Real market vitality comes from diverse competition and gaming between institutions. Increasing the diversity of institutions is the key. And the core function of a capital market is to improve pricing efficiency—to guide resource allocation with market prices that contain rich information content—so that capital flows toward industries and companies with high investment returns and growth potential, achieving optimal allocation of social resources.

The prerequisite for efficient pricing is that trading among professional institutional investors becomes the market’s dominant driver. Retail investors can, in fact, channel their money to professional investors by buying ETFs, funds, and the like, rather than directly participating in market games themselves.

Economic Observer: Many people believe that China’s A-share market is a “zero-sum game market.” How do you view this statement? How can we help the capital market get rid of this label?

Liu Qiao: A capital market itself should not be a zero-sum game. If the market has high pricing efficiency and stock prices can accurately reflect companies’ fundamentals and growth potential, capital will naturally flow to high-quality companies, promoting their development. And the development of companies will also bring stock price increases, creating a win-win situation between market participants and companies. This is a process of “making the pie bigger.”

The reason why China’s A-share market is regarded as a zero-sum game market mainly comes down to low pricing efficiency and the lack of an effective delisting mechanism. Bad companies cannot be pushed out, while the value of good companies gets buried. Capital allocation becomes random. Added to this are issues like news speculation and insider trading in the market, which turns the capital market into a game of pure gambling. To get rid of this label, the core is still to significantly improve pricing efficiency, which in turn depends on optimizing the investor structure. When institutions become the dominant force in the market, they will research and analyze to discover the value of high-quality companies, and guide capital to high-quality tracks and companies. At the same time, they will eliminate low-quality companies, forming a virtuous cycle in the market.

Economic Observer: This year, AI has become a hot topic. How do you view the real contribution of AI technology to China’s economic growth? Where is the breakthrough point for future AI development?

Liu Qiao: There is a great deal of uncertainty about the rollout and application of AI right now. In the short term, its actual contribution to economic growth is still relatively limited. Economic growth is ultimately driven by growth in total factor productivity. Improvements in total factor productivity rely on technological progress and optimization of resource allocation efficiency. AI, as a revolutionary technology, is undoubtedly part of this. But if the technology is not integrated with specific application scenarios, it will be difficult to generate aggregate effects.

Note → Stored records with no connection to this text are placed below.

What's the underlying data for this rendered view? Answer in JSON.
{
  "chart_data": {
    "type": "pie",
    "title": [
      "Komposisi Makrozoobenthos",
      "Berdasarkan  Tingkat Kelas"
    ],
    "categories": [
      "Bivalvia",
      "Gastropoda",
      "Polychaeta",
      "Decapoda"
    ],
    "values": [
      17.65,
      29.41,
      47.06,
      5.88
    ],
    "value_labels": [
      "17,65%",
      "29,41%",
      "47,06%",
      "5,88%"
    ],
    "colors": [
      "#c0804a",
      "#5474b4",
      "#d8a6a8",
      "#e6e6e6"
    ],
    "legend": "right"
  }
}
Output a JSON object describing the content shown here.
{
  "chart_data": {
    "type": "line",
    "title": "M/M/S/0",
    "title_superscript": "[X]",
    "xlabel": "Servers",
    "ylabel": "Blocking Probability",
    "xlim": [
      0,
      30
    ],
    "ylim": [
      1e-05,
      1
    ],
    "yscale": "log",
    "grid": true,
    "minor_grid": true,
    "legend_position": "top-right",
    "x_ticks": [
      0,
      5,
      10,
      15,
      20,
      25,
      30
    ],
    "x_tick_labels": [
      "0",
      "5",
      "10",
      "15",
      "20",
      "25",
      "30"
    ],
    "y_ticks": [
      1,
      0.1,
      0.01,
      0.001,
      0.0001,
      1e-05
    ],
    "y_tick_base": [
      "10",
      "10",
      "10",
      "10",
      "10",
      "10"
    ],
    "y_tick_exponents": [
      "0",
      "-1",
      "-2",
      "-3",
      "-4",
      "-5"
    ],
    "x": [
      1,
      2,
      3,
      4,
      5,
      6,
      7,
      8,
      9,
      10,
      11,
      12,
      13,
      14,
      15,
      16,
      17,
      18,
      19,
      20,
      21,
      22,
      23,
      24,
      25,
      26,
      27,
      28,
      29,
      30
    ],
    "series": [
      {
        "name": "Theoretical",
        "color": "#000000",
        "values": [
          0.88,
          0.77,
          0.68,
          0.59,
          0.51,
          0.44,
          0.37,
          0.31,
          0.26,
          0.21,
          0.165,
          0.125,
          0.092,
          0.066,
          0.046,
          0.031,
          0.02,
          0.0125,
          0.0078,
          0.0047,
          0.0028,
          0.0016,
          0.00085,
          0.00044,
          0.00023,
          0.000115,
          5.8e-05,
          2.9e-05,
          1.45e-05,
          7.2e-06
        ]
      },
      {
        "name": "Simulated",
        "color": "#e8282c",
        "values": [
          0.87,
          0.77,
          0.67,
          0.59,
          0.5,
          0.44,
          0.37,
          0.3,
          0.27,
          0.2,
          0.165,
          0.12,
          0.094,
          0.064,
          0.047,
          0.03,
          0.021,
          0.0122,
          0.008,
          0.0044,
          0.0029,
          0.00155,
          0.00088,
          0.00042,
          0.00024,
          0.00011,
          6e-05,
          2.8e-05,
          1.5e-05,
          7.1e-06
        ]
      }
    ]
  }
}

Research shows that currently, AI’s contribution to total factor productivity growth is only about 0.06% per year. China’s current total factor productivity growth rate is around 1.5%—1.6%, while the United States is at 0.8%. In the short term, AI’s contribution can only make this number rise slightly. Of course, in the long run, with continued investment to discover and develop AI application scenarios, its contribution to economic growth is worth expecting.

People today have strong expectations for economic growth, yet they find it difficult to identify clear sources of growth. As a result, the investment potential of AI and the prospects for industrial applications are being overhyped. Naturally, in a context of insufficient investment, the AI narrative brings capital investment enthusiasm. From a Keynesian perspective, to a certain extent this demand-expansion approach can help repair the growth rate of the economy.